Le palais de Justice de Nice © TF1/LCIVêtu d'un pull rayé multicolore, Rachid Bouchta, pizzaïolo de 34 ans, est arrivé dans le box des accusés d'une démarche claudicante, héritée d'un accident de moto en février 2004. A la demande de plusieurs des huit victimes, le président Joseph Ancel a prononcé le huis-clos pour la première semaine des débats. Ils seront de nouveau publics à partir de lundi, lorsque seront abordés les vols pour lesquels il est également poursuivi. Victimes de phobies et de troubles depuis leur agression, certaines des victimes, incapables de faire face à leur agresseur présumé, ont fait savoir, par leurs avocats, qu'elles n'assisteraient pas à l'audience.
Masqué et ganté
En 2003, la police avait déclenché une enquête pour mettre la main sur un violeur en série agissant dans les beaux quartiers de Paris et les communes aisées de l'Ouest parisien. C'est en 2004 que les enquêteurs avaient fait le lien entre ces viols et une série de vols commis dans les mêmes quartiers.

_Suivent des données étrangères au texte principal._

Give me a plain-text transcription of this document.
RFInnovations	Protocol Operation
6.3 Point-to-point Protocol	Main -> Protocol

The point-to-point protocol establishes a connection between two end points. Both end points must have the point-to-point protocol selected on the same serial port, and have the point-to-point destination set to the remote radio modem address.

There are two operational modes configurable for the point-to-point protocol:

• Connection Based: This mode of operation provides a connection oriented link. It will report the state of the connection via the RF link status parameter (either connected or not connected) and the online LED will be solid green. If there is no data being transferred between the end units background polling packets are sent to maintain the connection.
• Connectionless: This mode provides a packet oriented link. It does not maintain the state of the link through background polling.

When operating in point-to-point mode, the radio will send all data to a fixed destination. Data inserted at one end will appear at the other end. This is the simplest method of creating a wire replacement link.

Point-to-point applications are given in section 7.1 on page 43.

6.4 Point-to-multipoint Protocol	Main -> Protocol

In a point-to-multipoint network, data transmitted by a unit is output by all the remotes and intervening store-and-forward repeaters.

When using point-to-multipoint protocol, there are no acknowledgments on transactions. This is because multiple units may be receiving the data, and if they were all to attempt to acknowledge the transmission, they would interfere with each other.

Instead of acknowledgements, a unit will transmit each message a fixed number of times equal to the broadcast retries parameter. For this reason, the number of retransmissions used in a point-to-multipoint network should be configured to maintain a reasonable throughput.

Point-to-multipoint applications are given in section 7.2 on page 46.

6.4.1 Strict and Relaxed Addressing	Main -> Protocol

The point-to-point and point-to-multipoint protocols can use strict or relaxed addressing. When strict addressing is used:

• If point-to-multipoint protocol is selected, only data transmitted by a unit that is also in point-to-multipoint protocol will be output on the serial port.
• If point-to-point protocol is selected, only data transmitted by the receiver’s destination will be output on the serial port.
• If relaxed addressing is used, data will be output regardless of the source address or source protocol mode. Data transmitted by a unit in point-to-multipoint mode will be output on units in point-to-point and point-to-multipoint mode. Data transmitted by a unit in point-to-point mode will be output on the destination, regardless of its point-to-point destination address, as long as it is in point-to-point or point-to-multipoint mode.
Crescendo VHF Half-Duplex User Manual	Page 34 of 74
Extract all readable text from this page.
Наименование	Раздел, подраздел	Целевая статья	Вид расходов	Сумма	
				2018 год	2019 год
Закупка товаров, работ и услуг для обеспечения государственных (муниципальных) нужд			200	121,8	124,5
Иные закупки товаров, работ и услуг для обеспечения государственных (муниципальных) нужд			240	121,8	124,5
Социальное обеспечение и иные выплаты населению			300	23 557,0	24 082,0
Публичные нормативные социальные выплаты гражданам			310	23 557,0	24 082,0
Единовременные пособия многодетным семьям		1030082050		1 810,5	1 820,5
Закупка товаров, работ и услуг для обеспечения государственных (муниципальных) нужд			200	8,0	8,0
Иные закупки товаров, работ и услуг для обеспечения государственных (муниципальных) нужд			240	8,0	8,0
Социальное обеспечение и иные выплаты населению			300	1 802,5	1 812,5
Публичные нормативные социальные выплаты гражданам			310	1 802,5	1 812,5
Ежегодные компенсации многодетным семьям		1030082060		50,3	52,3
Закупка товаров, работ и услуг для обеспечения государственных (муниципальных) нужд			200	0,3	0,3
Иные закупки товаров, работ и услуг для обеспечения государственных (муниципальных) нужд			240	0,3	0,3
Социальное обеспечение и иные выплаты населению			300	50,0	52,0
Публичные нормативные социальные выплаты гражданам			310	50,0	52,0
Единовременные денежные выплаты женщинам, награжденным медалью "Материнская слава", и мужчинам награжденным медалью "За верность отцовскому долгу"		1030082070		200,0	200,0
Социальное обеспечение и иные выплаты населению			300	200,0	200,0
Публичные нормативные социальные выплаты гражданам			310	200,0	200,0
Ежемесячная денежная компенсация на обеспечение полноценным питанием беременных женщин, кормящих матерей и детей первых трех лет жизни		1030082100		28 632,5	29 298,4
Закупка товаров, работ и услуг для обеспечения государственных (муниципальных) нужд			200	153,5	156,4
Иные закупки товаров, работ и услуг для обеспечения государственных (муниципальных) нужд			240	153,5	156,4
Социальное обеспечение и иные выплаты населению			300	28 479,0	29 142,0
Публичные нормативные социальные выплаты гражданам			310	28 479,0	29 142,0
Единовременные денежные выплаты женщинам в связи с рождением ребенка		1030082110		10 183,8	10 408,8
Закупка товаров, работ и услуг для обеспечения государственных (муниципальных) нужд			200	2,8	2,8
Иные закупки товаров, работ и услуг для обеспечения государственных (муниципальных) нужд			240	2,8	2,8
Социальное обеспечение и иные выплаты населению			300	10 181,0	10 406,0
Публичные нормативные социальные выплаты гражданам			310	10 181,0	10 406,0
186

L'enquête avait montré que ces vols, une vingtaine, étaient commis par un homme toujours masqué et ganté, âgé d'une trentaine d'années, souvent décrit comme maghrébin ou méditerranéen. Il surgissait au domicile de femmes, alors qu'elles s'y trouvaient seules, et réclamait coffre et bijoux. A l'époque, l'actrice Jeanne Moreau avait aussi reçu la visite du cambrioleur. Fait particulier, il discutait avec ses victimes et leur donnait des détails sur leurs habitudes, faisant comprendre qu'il les avait surveillées.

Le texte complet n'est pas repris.